Let the scene be set; it is after midnight, and you’re ready and cozy in your room on campus. All is well, until a loud blare forces you to grab your clothing and your student identification card and walk outside.
That blare would be the sound of the fire alarms, and this winter has seen some very ill-timed occurrences that contribute to a noise problem in Rowan’s student housing facilities.
As a student myself, I live in Holly Pointe Commons, and this semester alone, I can count three separate occasions on which I have woken up or been startled by these alarms and the evacuation that follows from them. This alarm has gone off enough times that it feels like an unfortunate pattern.
And it certainly isn’t the first time that Holly Pointe or Rowan has seen these issues with fire alarms either. In the fall of 2024, I was still living in Holly Pointe Commons, as it was my first semester as a college student, and consistently, I was woken up to the sound of the room and hallway alarms audibly clashing in the first weeks of the school year.
Sometimes they are not frequent at all, and I can go weeks, if not months, without hearing it, which, of course, I’m fine with. However, it does make me question what the root of all these alarms is, because it is hard to believe that any of these are intentional, considering the hours at which they occur.
Those abrasive events are not the only source of this enduring problem, however, and not the only one I’ve experienced.
Many times in the night, I am lodged in my dorm, either doing work or ready to rest up and shut my eyes. At this time, especially on weekends, there is a lot of rambunctious noise and crowds of people who are often going out in some capacity or just having fun in numbers.
College housing is a unique phenomenon in the grand scheme of things. It’s hard to think of any setting where so many young adults are all bunched together for the sake of living arrangements. These people are spending almost every waking moment on campus, and these buildings are where they return to center themselves.
Because of those living arrangements, there are hours during the late evening and nighttime when loud noises are prohibited. For Rowan University in particular, they run from 10 p.m. until 8 a.m. on school nights. So it would come as a rude awakening to many when external factors intrude on those same hours in which many are just trying to get their sleep in.
There’s obviously nothing wrong with a bit of fun, but it does become a bit much at times when others, like myself, are looking for peace in our voluntary seclusion.
If there is a bottom line to the noise around student buildings and Rowan’s facilities, it is that, while disturbing in multiple forms, it is something that I have at least learned to live with. Though there should be ways to counteract this for those who seek quiet.
In terms of noise coming from individuals, oftentimes I’ve heard them come and go very quickly, so not too much prolonged nuisance there.
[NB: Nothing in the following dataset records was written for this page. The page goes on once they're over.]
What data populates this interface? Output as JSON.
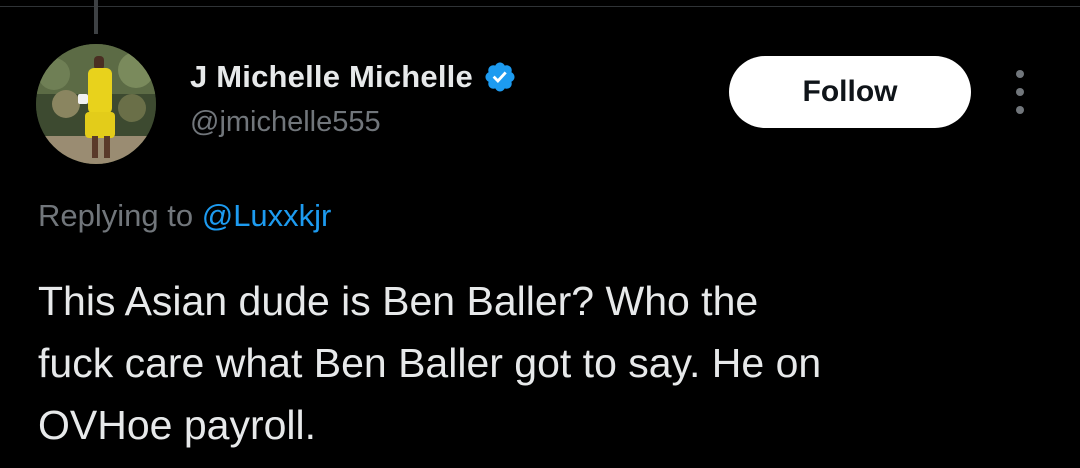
{
  "tweet": {
    "author": {
      "display_name": "J Michelle Michelle",
      "handle": "@jmichelle555",
      "verified": true,
      "avatar_icon": "profile-photo"
    },
    "follow_label": "Follow",
    "more_icon": "more-options-icon",
    "reply_prefix": "Replying to",
    "reply_mention": "@Luxxkjr",
    "text": "This Asian dude is Ben Baller? Who the\nfuck care what Ben Baller got to say. He on\nOVHoe payroll."
  },
  "colors": {
    "background": "#000000",
    "text_primary": "#e7e9ea",
    "text_secondary": "#71767b",
    "accent": "#1d9bf0",
    "button_bg": "#ffffff",
    "button_text": "#0f1419"
  }
}
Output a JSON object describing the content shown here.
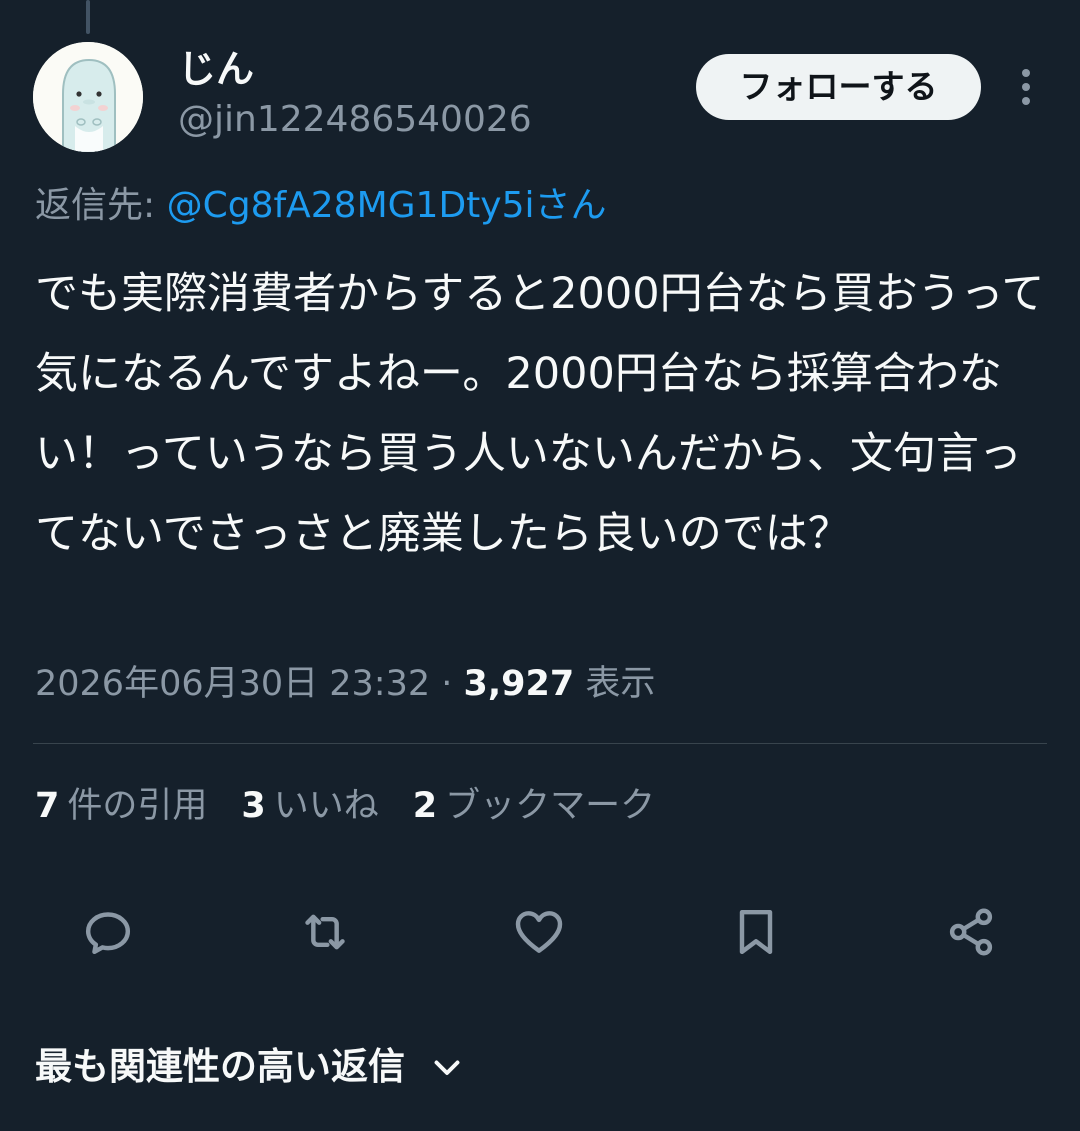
{
  "author": {
    "display_name": "じん",
    "handle": "@jin122486540026",
    "avatar_icon": "character-avatar-icon"
  },
  "header": {
    "follow_label": "フォローする",
    "more_icon": "more-vertical-icon"
  },
  "reply": {
    "prefix": "返信先: ",
    "mention": "@Cg8fA28MG1Dty5iさん"
  },
  "tweet": {
    "text": "でも実際消費者からすると2000円台なら買おうって気になるんですよねー。2000円台なら採算合わない！っていうなら買う人いないんだから、文句言ってないでさっさと廃業したら良いのでは？"
  },
  "meta": {
    "timestamp": "2026年06月30日 23:32",
    "separator": " · ",
    "views_count": "3,927",
    "views_label": " 表示"
  },
  "stats": {
    "quotes_count": "7",
    "quotes_label": "件の引用",
    "likes_count": "3",
    "likes_label": "いいね",
    "bookmarks_count": "2",
    "bookmarks_label": "ブックマーク"
  },
  "actions": {
    "reply_icon": "reply-icon",
    "retweet_icon": "retweet-icon",
    "like_icon": "heart-icon",
    "bookmark_icon": "bookmark-icon",
    "share_icon": "share-icon"
  },
  "footer": {
    "sort_label": "最も関連性の高い返信",
    "chevron_icon": "chevron-down-icon"
  },
  "colors": {
    "background": "#15202b",
    "text_primary": "#f7f9f9",
    "text_secondary": "#8b98a5",
    "link": "#1d9bf0",
    "divider": "#38444d"
  }
}
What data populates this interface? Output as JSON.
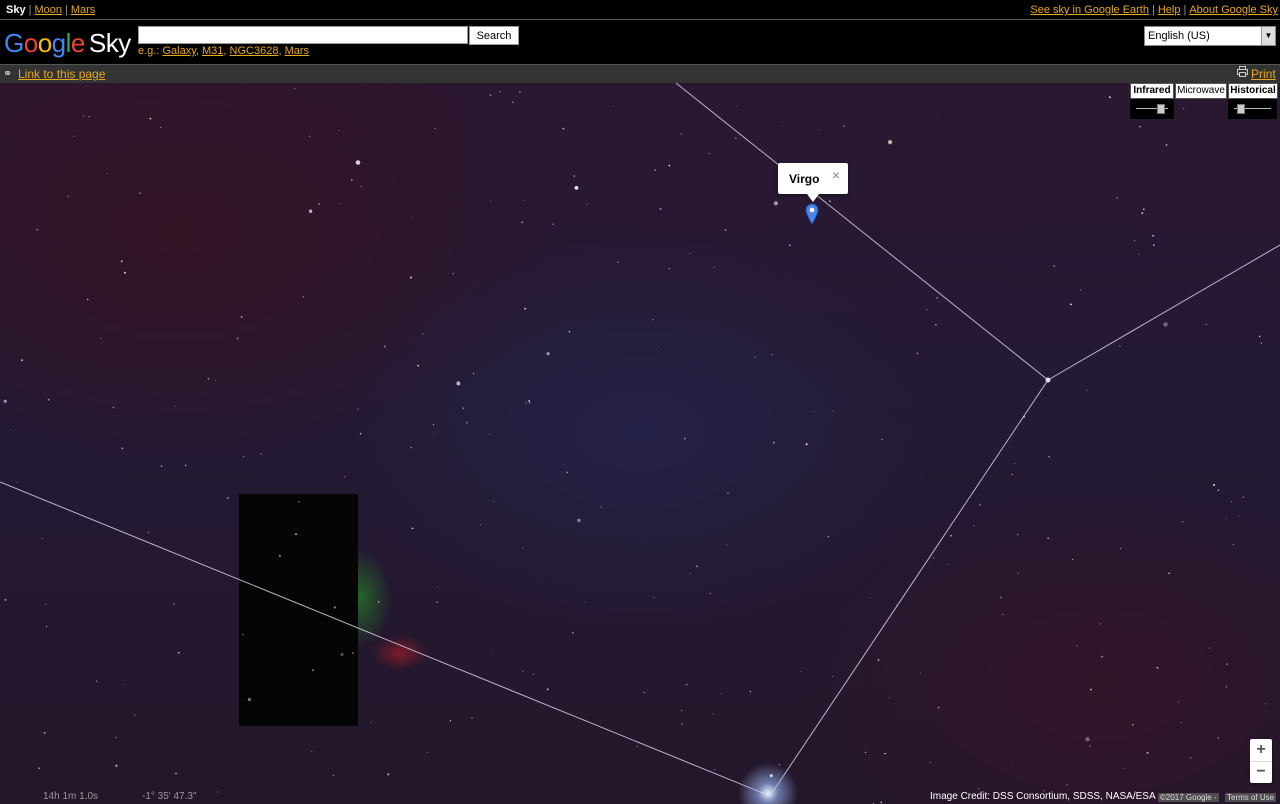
{
  "topnav": {
    "left": [
      {
        "label": "Sky",
        "current": true
      },
      {
        "label": "Moon"
      },
      {
        "label": "Mars"
      }
    ],
    "right": [
      {
        "label": "See sky in Google Earth"
      },
      {
        "label": "Help"
      },
      {
        "label": "About Google Sky"
      }
    ]
  },
  "logo": {
    "word": "Google",
    "product": "Sky"
  },
  "search": {
    "value": "",
    "button_label": "Search",
    "examples_prefix": "e.g.:",
    "examples": [
      "Galaxy",
      "M31",
      "NGC3628",
      "Mars"
    ]
  },
  "language": {
    "selected": "English (US)"
  },
  "linkbar": {
    "link_label": "Link to this page",
    "print_label": "Print"
  },
  "layers": {
    "infrared": "Infrared",
    "microwave": "Microwave",
    "historical": "Historical",
    "infrared_slider": 0.8,
    "historical_slider": 0.1
  },
  "infowindow": {
    "title": "Virgo",
    "close": "×"
  },
  "zoom": {
    "in": "+",
    "out": "−"
  },
  "coords": {
    "ra": "14h 1m 1.0s",
    "dec": "-1° 35' 47.3\""
  },
  "footer": {
    "credit": "Image Credit: DSS Consortium, SDSS, NASA/ESA",
    "copyright": "©2017 Google -",
    "terms": "Terms of Use"
  },
  "colors": {
    "link": "#e7a81c",
    "google_blue": "#4285f4",
    "google_red": "#ea4335",
    "google_yellow": "#fbbc05",
    "google_green": "#34a853",
    "marker": "#4a86e8"
  }
}
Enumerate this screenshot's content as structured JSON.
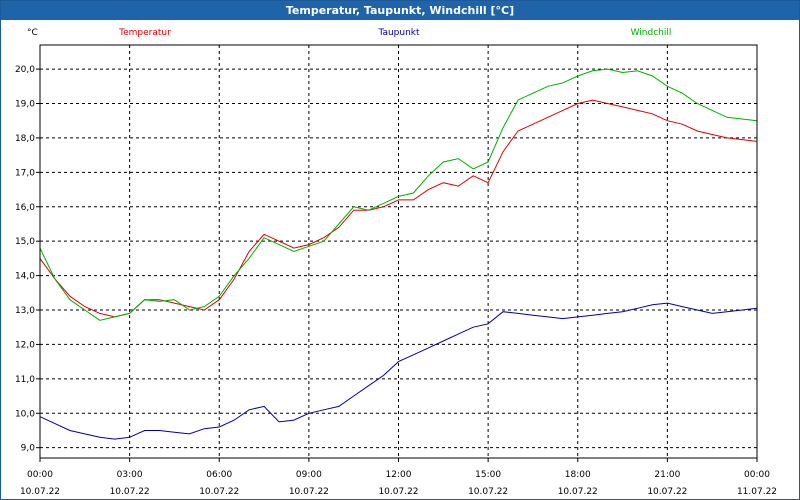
{
  "window": {
    "title": "Temperatur, Taupunkt, Windchill [°C]"
  },
  "chart_data": {
    "type": "line",
    "title": "Temperatur, Taupunkt, Windchill [°C]",
    "ylabel": "°C",
    "xlabel": "",
    "ylim": [
      8.7,
      20.7
    ],
    "xlim": [
      0,
      24
    ],
    "grid": true,
    "legend_position": "top",
    "x_tick_times": [
      "00:00",
      "03:00",
      "06:00",
      "09:00",
      "12:00",
      "15:00",
      "18:00",
      "21:00",
      "00:00"
    ],
    "x_tick_dates": [
      "10.07.22",
      "10.07.22",
      "10.07.22",
      "10.07.22",
      "10.07.22",
      "10.07.22",
      "10.07.22",
      "10.07.22",
      "11.07.22"
    ],
    "y_ticks": [
      "9,0",
      "10,0",
      "11,0",
      "12,0",
      "13,0",
      "14,0",
      "15,0",
      "16,0",
      "17,0",
      "18,0",
      "19,0",
      "20,0"
    ],
    "x_tick_hours": [
      0,
      3,
      6,
      9,
      12,
      15,
      18,
      21,
      24
    ],
    "y_tick_values": [
      9,
      10,
      11,
      12,
      13,
      14,
      15,
      16,
      17,
      18,
      19,
      20
    ],
    "series": [
      {
        "name": "Temperatur",
        "color": "#e00000",
        "x": [
          0,
          0.5,
          1,
          1.5,
          2,
          2.5,
          3,
          3.5,
          4,
          4.5,
          5,
          5.5,
          6,
          6.5,
          7,
          7.5,
          8,
          8.5,
          9,
          9.5,
          10,
          10.5,
          11,
          11.5,
          12,
          12.5,
          13,
          13.5,
          14,
          14.5,
          15,
          15.5,
          16,
          16.5,
          17,
          17.5,
          18,
          18.5,
          19,
          19.5,
          20,
          20.5,
          21,
          21.5,
          22,
          22.5,
          23,
          23.5,
          24
        ],
        "values": [
          14.5,
          13.9,
          13.4,
          13.1,
          12.9,
          12.8,
          12.9,
          13.3,
          13.3,
          13.2,
          13.1,
          13.0,
          13.3,
          13.9,
          14.7,
          15.2,
          15.0,
          14.8,
          14.9,
          15.1,
          15.4,
          15.9,
          15.9,
          16.0,
          16.2,
          16.2,
          16.5,
          16.7,
          16.6,
          16.9,
          16.7,
          17.6,
          18.2,
          18.4,
          18.6,
          18.8,
          19.0,
          19.1,
          19.0,
          18.9,
          18.8,
          18.7,
          18.5,
          18.4,
          18.2,
          18.1,
          18.0,
          17.95,
          17.9
        ]
      },
      {
        "name": "Taupunkt",
        "color": "#0000a8",
        "x": [
          0,
          0.5,
          1,
          1.5,
          2,
          2.5,
          3,
          3.5,
          4,
          4.5,
          5,
          5.5,
          6,
          6.5,
          7,
          7.5,
          8,
          8.5,
          9,
          9.5,
          10,
          10.5,
          11,
          11.5,
          12,
          12.5,
          13,
          13.5,
          14,
          14.5,
          15,
          15.5,
          16,
          16.5,
          17,
          17.5,
          18,
          18.5,
          19,
          19.5,
          20,
          20.5,
          21,
          21.5,
          22,
          22.5,
          23,
          23.5,
          24
        ],
        "values": [
          9.9,
          9.7,
          9.5,
          9.4,
          9.3,
          9.25,
          9.3,
          9.5,
          9.5,
          9.45,
          9.4,
          9.55,
          9.6,
          9.8,
          10.1,
          10.2,
          9.75,
          9.8,
          10.0,
          10.1,
          10.2,
          10.5,
          10.8,
          11.1,
          11.5,
          11.7,
          11.9,
          12.1,
          12.3,
          12.5,
          12.6,
          12.95,
          12.9,
          12.85,
          12.8,
          12.75,
          12.8,
          12.85,
          12.9,
          12.95,
          13.05,
          13.15,
          13.2,
          13.1,
          13.0,
          12.9,
          12.95,
          13.0,
          13.05
        ]
      },
      {
        "name": "Windchill",
        "color": "#00b000",
        "x": [
          0,
          0.5,
          1,
          1.5,
          2,
          2.5,
          3,
          3.5,
          4,
          4.5,
          5,
          5.5,
          6,
          6.5,
          7,
          7.5,
          8,
          8.5,
          9,
          9.5,
          10,
          10.5,
          11,
          11.5,
          12,
          12.5,
          13,
          13.5,
          14,
          14.5,
          15,
          15.5,
          16,
          16.5,
          17,
          17.5,
          18,
          18.5,
          19,
          19.5,
          20,
          20.5,
          21,
          21.5,
          22,
          22.5,
          23,
          23.5,
          24
        ],
        "values": [
          14.8,
          13.9,
          13.3,
          13.0,
          12.7,
          12.8,
          12.9,
          13.3,
          13.25,
          13.3,
          13.0,
          13.1,
          13.4,
          14.0,
          14.5,
          15.1,
          14.9,
          14.7,
          14.85,
          15.0,
          15.5,
          16.0,
          15.9,
          16.1,
          16.3,
          16.4,
          16.9,
          17.3,
          17.4,
          17.1,
          17.3,
          18.3,
          19.1,
          19.3,
          19.5,
          19.6,
          19.8,
          19.95,
          20.0,
          19.9,
          19.95,
          19.8,
          19.5,
          19.3,
          19.0,
          18.8,
          18.6,
          18.55,
          18.5
        ]
      }
    ]
  }
}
Even when the source is maybe a room filled with a lot of people, it’s usually solvable by contacting an official, whether it be for Rowan housing or somebody else.
Alarms are a different animal, as they happen at a frequency which, on the surface, feels spontaneous.
If there was a log of some sort for the where, when, and the why, if obtainable, I think it would maybe ease curiosities for those who wake up confused in the middle of the night or evening, wondering why they’re rushing out of the door.
It’s not so much about stopping these events, which is quite a lofty ambition, but rather mitigating and being able to explain them.